À la fin du XVIIe siècle Denis Papin (1647-1714) avait réussi à extraire de la gélatine des os ; il la proposait comme substitut de la viande pour les pauvres et les hospices. En 1681, protestant réfugié à Londres, il fait connaître sa marmite autoclave dans laquelle il obtient une gelée en soumettant des os dans l’eau à 120-130 °C sous pression.
Un siècle plus tard, alors que la misère était toujours grande et la famine endémique dans les villes et les campagnes d’Europe son idée est reprise par plusieurs chimistes et philanthropes. En 1791 le chimiste Joseph-Louis Proust (1754-1826), qui travaille en Espagne dans une école militaire, fait paraître des Recherches sur les moyens d’améliorer la subsistance du soldat. Il cherche à préparer des pastilles portatives d’extrait de viande. Il conseille de briser les os pour en extraire plus de matière.

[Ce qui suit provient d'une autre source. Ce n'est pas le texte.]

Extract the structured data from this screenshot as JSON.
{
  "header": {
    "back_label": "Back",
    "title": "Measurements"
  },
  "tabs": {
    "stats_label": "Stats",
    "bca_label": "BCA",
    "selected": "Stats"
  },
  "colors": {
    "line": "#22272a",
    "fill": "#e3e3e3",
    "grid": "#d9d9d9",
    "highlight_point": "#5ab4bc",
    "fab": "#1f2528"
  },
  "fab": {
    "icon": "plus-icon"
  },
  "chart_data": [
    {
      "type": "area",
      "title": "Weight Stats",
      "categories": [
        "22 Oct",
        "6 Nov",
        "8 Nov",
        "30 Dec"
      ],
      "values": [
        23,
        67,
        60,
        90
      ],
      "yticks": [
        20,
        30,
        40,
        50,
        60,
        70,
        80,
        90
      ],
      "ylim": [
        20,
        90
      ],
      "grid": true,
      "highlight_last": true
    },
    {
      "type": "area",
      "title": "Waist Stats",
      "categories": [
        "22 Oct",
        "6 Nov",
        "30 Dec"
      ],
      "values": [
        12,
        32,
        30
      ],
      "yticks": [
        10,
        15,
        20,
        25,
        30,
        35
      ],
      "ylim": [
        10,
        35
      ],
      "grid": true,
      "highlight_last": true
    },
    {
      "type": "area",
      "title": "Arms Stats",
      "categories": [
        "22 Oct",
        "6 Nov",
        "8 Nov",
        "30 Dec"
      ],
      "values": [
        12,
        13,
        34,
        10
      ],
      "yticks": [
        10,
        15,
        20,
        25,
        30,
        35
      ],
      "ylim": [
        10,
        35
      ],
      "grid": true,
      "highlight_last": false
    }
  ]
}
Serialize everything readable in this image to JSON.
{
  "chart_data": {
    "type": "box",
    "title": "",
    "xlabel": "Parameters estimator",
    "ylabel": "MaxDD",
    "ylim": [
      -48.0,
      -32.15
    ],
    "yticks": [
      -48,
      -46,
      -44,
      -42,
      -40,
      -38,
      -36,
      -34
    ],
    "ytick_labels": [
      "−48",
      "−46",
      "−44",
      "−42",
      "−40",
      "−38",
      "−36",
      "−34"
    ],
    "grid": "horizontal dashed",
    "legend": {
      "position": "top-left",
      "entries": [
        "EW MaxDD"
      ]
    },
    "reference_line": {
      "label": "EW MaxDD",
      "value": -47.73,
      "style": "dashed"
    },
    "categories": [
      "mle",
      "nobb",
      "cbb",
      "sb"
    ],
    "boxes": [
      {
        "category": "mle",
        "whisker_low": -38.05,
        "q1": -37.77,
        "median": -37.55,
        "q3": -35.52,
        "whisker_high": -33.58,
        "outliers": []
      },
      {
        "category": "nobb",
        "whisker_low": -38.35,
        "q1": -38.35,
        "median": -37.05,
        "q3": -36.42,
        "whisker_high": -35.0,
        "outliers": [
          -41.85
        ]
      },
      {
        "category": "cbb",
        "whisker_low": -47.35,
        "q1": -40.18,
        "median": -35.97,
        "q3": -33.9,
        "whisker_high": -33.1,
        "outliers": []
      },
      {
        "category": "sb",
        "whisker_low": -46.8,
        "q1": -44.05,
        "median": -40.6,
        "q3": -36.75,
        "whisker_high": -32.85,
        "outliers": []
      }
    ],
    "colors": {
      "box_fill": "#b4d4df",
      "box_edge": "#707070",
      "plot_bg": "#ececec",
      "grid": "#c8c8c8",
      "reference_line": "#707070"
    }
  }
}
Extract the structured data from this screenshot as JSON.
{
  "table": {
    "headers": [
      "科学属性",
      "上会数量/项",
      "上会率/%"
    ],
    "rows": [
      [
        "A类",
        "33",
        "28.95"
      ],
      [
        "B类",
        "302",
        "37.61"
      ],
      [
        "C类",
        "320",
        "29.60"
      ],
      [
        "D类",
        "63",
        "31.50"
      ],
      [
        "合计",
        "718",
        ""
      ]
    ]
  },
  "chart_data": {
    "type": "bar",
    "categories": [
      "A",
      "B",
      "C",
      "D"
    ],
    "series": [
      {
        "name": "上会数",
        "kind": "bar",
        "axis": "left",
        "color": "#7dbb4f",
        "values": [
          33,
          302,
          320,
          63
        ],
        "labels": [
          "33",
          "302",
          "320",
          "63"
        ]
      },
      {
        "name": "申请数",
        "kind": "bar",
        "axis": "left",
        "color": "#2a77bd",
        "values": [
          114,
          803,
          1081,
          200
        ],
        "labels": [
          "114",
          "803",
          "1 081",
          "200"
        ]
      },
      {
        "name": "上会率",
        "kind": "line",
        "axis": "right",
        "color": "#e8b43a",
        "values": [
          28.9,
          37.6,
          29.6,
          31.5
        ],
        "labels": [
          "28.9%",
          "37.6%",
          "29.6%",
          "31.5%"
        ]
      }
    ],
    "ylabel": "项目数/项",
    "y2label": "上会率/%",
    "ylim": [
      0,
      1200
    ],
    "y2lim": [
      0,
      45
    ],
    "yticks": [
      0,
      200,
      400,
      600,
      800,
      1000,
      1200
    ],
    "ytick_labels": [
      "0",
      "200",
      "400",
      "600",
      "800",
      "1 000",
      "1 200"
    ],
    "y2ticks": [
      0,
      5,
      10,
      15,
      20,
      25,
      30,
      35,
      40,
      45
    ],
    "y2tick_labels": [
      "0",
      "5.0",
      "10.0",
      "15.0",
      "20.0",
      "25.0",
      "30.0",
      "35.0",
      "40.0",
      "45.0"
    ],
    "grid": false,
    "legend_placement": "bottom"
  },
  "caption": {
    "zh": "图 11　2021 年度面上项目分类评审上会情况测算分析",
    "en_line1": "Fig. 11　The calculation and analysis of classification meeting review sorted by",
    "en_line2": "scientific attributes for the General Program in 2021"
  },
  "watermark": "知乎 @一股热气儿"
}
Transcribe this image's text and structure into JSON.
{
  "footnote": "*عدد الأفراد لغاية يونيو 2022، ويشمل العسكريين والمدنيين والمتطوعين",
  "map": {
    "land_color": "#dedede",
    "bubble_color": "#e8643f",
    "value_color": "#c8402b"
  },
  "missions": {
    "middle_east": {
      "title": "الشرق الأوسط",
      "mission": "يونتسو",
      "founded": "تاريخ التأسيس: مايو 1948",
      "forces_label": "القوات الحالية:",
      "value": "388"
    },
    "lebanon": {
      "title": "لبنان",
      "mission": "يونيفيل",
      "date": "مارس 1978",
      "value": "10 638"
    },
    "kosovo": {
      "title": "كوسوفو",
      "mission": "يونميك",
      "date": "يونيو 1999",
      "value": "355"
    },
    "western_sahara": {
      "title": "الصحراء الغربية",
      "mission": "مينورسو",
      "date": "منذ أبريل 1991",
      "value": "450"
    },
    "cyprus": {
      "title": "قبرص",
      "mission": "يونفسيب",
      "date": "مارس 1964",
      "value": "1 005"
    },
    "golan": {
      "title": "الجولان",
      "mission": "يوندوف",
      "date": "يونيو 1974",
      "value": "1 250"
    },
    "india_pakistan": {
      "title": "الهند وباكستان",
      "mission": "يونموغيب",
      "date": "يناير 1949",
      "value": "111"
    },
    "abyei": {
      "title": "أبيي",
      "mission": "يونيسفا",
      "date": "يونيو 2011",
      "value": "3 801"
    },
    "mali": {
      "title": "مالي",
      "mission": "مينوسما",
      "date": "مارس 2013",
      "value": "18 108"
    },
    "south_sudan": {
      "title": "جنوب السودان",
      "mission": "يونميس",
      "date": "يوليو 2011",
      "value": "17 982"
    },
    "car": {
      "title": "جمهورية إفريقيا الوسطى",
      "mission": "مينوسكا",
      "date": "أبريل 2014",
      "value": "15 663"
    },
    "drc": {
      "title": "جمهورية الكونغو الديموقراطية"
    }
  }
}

Cadet de Vaux (1743-1828) avait fondé et présidait la Société de Philanthropie dont les membres s’attribuaient une expertise sur les produits alimentaires et le monopole de la générosité. En 1802 il propose de faire du bouillon d’os pilés dans un mortier. Il reconnaît l’antériorité de Papin mais juge sa marmite, qualifiée de « volcan hydraulique », inutile et périlleuse. Il prétend ne pas avoir voulu lire les écrits de Proust, pour ne pas être influencé. Selon lui il ne doit son procédé de pulvérisation des os qu’à l’observation de ses chiens : « ce sont eux qui m’ont indiqué le moyen d’en extraire la gelée, car il faut avouer que sur le fait du broiement la priorité appartient de droit aux chiens ». Il assure que les bouillons d’os sont très supérieurs à ceux de viande. Proust riposte avec l’esprit qu’on lui connaît : « […] je ne ferai pour démontrer une propriété violée, que réunir ici les passages qui prouvent d’une part l’invasion de M. Cadet, et de l’autre ceux qui établissent des droits qu’il me force de revendiquer, qui le croirait !, sur ses chiens […] Certainement si les chiens savaient écrire, il y a longtemps qu’ils auraient dû assurer dans nos journaux leur priorité […] ; mais puisqu’ils ont négligé ce point de leur gloire […] voyons si [l’ouvrage de M. Cadet] ne nous ferait pas connaître les sources dans lesquelles il aurait pu tout aussi bien puiser ses découvertes nourricières. […] et lorsque M. Cadet vient nous dire que rien n’est plus intéressant que l’étonnement de ses convives qui, la soupière enlevée, voient paraître, en place de la pièce de bœuf qu’ils attendent, un bol contenant quelques onces d’os pulvérisés, nous pensons que leur étonnement n’est pas moins fondé que le nôtre, quand nous le voyons nous entretenir sérieusement de pareils contes […] »
La gélatine n’est plus considérée aujourd’hui que comme un additif alimentaire.